Junta de Andalucía

El juez del crimen de Almonte cita a acusaciones para pedir prórroga de prisión

El fiscal encargado del caso del doble crimen de Almonte, ocurrido en abril del 2013, en el que murieron una niña de ocho años y su padre, ha formulado su escrito de acusación en el que solicita 50 años, la máxima pena, por dos delitos de asesinato –25 por cada uno–, para F.J.M., el único acusado por los hechos y que fue detenido en junio de 2014.

Según reza en el escrito de acusación, al que ha tenido acceso Europa Press, el fiscal también le solicita el pago de una serie de indemnizaciones –200.000 euros para la expareja y madre de la niña y 100.000 para los padres del fallecido–, así como el alejamiento y la prohibición de aproximarse y comunicarse con estas personas por cualquier medio a una distancia no inferior a 500 metros durante diez años.

Del mismo modo, procede acordar que la clasificación de tercer grado del penado no se efectúe hasta el cumplimiento de la mitad de la pena impuesta, así como la testifical durante el juicio de familiares de las víctimas, agentes de la Guardia Civil y peritos forenses.

CITACIÓN

Por otra parte, el Juzgado de Primera de Instrucción 1 de La Palma del Condado ha citado este viernes, a partir de las 10,30 horas, a las acusaciones y al Ministerio Fiscal en una comparecencia para que las partes acusatorias soliciten la prórroga de la prisión preventiva del detenido –el 28 de junio hace dos años– de F.J.M., el único acusado por el doble crimen de Almonte en abril del 2013, en el que murieron una niña de ocho años y su padre, según han informado a Europa Press fuentes judiciales.
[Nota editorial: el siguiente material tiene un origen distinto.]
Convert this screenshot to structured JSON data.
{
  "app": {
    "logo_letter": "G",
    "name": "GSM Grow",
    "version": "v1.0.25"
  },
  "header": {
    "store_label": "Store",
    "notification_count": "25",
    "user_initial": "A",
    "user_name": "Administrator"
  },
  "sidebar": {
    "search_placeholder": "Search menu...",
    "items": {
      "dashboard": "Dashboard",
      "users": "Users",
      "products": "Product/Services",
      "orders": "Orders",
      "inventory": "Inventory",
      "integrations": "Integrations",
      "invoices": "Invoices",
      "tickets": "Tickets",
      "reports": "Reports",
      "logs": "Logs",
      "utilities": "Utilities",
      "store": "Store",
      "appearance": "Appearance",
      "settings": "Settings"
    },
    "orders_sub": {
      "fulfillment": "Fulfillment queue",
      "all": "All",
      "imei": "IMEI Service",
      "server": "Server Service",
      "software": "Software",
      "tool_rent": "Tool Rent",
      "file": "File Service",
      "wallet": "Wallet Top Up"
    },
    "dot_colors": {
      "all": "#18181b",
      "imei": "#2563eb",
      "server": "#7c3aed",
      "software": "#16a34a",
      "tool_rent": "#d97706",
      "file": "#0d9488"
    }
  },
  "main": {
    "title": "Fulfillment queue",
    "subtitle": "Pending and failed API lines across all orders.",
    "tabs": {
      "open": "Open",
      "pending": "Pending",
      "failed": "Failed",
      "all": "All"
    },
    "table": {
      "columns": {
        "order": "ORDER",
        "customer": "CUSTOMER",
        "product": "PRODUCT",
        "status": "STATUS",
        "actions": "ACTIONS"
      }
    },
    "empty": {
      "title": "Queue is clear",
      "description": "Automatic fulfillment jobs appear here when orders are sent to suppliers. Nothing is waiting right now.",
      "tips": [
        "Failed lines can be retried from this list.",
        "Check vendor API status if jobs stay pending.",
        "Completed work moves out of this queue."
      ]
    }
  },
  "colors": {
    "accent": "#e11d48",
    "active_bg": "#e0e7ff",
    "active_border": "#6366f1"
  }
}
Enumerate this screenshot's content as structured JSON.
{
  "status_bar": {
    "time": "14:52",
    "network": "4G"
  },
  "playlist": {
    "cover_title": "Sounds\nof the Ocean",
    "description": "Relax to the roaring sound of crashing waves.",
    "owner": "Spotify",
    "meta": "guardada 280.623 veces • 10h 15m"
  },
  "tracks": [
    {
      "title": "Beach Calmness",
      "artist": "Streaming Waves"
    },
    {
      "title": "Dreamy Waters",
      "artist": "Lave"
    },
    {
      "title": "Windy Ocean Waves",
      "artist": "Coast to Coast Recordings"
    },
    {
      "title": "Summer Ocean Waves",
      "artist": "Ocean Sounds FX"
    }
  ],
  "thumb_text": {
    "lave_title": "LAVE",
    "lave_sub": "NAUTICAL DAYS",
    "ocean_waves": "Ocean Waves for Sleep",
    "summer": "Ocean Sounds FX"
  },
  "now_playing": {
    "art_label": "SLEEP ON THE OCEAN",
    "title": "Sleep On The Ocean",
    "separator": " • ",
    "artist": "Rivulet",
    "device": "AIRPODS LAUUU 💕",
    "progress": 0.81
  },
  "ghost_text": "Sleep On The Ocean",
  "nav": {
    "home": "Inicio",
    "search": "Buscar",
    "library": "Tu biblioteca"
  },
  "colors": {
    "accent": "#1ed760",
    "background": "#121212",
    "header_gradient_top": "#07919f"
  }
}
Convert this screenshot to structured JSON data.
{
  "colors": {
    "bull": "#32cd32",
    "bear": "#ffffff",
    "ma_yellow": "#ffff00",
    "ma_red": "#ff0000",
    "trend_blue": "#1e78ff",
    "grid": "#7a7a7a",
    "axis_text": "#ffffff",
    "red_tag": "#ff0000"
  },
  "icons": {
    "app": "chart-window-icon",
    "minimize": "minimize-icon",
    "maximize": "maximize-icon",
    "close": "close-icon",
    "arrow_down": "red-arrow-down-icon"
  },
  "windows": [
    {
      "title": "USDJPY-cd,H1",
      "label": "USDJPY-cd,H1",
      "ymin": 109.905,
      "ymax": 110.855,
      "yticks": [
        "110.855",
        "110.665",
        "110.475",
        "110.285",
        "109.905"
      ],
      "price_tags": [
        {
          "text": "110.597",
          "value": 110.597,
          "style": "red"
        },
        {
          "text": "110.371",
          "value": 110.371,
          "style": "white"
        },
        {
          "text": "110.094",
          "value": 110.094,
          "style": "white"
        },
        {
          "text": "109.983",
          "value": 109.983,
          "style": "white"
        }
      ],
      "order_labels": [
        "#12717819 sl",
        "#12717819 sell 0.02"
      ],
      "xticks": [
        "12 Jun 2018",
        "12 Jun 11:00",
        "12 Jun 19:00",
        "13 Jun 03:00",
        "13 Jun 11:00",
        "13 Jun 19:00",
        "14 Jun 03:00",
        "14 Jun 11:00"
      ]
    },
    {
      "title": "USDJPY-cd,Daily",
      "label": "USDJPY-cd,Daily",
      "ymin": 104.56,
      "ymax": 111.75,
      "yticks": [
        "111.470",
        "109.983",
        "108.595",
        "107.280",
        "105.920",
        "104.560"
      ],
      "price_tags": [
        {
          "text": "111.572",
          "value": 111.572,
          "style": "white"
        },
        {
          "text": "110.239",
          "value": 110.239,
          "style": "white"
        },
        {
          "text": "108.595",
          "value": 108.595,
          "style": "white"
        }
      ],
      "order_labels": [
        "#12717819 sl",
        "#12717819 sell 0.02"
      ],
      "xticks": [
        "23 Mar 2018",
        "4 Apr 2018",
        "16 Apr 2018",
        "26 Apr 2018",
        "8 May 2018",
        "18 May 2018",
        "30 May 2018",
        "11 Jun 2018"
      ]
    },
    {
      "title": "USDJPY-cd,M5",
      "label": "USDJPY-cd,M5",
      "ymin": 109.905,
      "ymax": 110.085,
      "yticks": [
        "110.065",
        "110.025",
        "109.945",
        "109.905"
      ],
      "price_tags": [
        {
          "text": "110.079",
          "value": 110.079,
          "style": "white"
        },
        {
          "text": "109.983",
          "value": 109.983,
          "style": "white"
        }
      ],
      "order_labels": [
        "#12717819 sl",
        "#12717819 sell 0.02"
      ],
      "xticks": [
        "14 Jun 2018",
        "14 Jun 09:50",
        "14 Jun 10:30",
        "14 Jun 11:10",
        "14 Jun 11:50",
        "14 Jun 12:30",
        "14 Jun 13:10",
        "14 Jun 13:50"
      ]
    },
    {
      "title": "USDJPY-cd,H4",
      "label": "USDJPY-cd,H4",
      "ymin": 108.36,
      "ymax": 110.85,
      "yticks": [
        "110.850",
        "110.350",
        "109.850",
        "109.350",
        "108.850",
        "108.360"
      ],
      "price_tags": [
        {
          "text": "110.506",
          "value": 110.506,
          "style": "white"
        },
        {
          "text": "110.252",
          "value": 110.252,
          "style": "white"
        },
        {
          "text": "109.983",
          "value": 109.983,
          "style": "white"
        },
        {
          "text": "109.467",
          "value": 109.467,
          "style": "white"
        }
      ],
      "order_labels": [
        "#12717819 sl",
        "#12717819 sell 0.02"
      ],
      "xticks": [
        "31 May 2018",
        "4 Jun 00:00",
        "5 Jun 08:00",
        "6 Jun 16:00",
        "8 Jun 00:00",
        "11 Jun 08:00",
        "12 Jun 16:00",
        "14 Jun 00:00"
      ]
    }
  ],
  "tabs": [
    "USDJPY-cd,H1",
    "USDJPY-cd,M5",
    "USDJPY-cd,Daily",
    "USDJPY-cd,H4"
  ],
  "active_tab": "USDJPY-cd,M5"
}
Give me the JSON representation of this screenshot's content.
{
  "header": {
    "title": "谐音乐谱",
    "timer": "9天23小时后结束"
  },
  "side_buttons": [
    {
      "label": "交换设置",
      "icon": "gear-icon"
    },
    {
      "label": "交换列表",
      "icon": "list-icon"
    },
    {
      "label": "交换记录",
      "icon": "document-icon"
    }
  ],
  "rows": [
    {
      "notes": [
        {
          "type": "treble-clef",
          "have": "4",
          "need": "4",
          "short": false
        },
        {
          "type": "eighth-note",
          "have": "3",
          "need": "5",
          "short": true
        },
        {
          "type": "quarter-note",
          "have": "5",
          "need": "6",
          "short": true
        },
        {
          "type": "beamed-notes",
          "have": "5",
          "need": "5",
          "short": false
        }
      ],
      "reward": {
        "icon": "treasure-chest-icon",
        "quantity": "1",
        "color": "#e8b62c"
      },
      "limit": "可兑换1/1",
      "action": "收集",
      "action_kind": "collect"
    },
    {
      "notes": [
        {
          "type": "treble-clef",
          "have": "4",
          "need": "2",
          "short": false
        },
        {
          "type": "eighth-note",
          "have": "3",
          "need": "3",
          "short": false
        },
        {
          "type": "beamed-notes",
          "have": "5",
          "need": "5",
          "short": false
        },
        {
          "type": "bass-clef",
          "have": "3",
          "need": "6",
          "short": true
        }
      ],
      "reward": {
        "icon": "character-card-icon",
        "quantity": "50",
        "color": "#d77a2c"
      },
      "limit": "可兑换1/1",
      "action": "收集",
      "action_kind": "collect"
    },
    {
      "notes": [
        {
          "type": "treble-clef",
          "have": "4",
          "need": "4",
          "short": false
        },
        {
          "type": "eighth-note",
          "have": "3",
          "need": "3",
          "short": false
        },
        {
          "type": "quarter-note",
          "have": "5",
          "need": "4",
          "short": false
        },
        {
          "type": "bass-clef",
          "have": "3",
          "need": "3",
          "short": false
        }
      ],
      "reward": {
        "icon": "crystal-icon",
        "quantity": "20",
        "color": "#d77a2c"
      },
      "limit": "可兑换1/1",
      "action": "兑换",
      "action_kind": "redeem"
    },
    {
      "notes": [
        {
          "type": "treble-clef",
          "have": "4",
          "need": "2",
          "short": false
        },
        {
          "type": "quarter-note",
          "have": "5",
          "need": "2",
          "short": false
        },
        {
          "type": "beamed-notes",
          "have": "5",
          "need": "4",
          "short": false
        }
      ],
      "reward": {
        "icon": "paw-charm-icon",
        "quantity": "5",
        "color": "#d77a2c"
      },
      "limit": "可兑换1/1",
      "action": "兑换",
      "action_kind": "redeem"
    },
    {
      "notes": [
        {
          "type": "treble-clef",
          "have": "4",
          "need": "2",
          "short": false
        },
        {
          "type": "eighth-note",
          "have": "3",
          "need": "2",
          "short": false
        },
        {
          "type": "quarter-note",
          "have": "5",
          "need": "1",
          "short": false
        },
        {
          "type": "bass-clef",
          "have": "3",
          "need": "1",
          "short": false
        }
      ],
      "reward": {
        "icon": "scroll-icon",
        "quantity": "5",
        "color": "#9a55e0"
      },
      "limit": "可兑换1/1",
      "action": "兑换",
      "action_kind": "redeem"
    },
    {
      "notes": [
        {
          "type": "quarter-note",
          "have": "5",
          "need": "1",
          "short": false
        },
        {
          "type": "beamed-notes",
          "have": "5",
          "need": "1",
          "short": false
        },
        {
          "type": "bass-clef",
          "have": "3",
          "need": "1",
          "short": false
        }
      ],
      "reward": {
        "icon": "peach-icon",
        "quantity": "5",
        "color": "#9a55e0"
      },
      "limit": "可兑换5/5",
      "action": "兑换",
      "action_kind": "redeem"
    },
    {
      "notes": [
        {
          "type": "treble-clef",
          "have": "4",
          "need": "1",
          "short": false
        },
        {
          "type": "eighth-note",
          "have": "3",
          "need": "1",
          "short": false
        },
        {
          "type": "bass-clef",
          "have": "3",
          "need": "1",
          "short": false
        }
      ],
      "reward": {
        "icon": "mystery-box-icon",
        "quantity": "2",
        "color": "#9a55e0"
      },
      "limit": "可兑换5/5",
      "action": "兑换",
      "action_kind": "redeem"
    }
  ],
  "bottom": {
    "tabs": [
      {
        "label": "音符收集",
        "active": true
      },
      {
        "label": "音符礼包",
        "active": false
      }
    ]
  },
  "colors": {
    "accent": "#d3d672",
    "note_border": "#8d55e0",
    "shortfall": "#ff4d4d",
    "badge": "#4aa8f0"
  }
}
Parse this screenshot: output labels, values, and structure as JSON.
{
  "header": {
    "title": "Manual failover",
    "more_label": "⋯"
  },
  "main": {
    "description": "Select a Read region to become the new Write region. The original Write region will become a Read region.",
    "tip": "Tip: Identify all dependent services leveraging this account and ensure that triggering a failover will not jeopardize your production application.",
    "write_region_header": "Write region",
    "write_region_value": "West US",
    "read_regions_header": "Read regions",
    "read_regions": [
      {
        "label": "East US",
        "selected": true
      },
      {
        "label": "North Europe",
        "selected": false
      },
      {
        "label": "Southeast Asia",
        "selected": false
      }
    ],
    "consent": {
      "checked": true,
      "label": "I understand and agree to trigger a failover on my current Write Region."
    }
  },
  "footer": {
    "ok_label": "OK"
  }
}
Cabe recordar que a principios de junio este juzgado desestimó el recurso de reforma interpuesto por la defensa de F.J.M.R., en el que pedía su puesta en libertad, por lo que volvió a negarla.

Según reza en este auto, la juez considera que “persiste el riesgo de fuga y el de alteración de fuentes de pruebas, teniendo en cuenta la inminencia del juicio, la falta de arraigo suficiente del investigado y la gravedad de las penas que llevan aparejadas los delitos investigados”.

En cuanto a los indicios de criminalidad contra el imputado, los mismos se mantienen y siguen existiendo en este momento procesal. Del mismo modo, insiste, tal y como lo hace en autos anteriores, en los restos de ADN hallados en tres toallas, ubicados en dos baños diferente de la vivienda donde aparecieron los cadáveres, los cuales “se han dejado por contacto directo con estas toallas, y no por transferencia indirecta o secundaria, y en fechas no muy alejadas en el tiempo a los hechos que se investigan”, teniendo en cuenta que el detenido no subía al domicilio desde hacía más de tres años.

A su vez, en el auto cita otras pruebas como la huella de la zapatilla del supuesto autor, la apertura de la puerta sin forzar la cerradura o la salida horaria del establecimiento en el que trabajaba el detenido, y finalmente vuelve a negar su libertad.

Cabe recordar que este recurso fue impugnado por la Fiscalía y por las acusaciones particulares ejercidas por un lado por la familia del hombre fallecido –padres y hermano– y, por otro, por su expareja y madre de la pequeña.

Estas acusaciones presentaron a finales de mayo sus respectivos escritos de acusación en el que solicitan 50 años de prisión, la máxima pena para este hombre por dos delitos de asesinato –25 por cada uno– con los agravantes de superioridad y aprovechamiento de las circunstancias de tiempo y lugar, abuso de confianza y parentesco. A su vez, piden indemnizaciones económicas y la privación del derecho a residir o acudir al lugar donde residan estas personas durante diez y 12 años.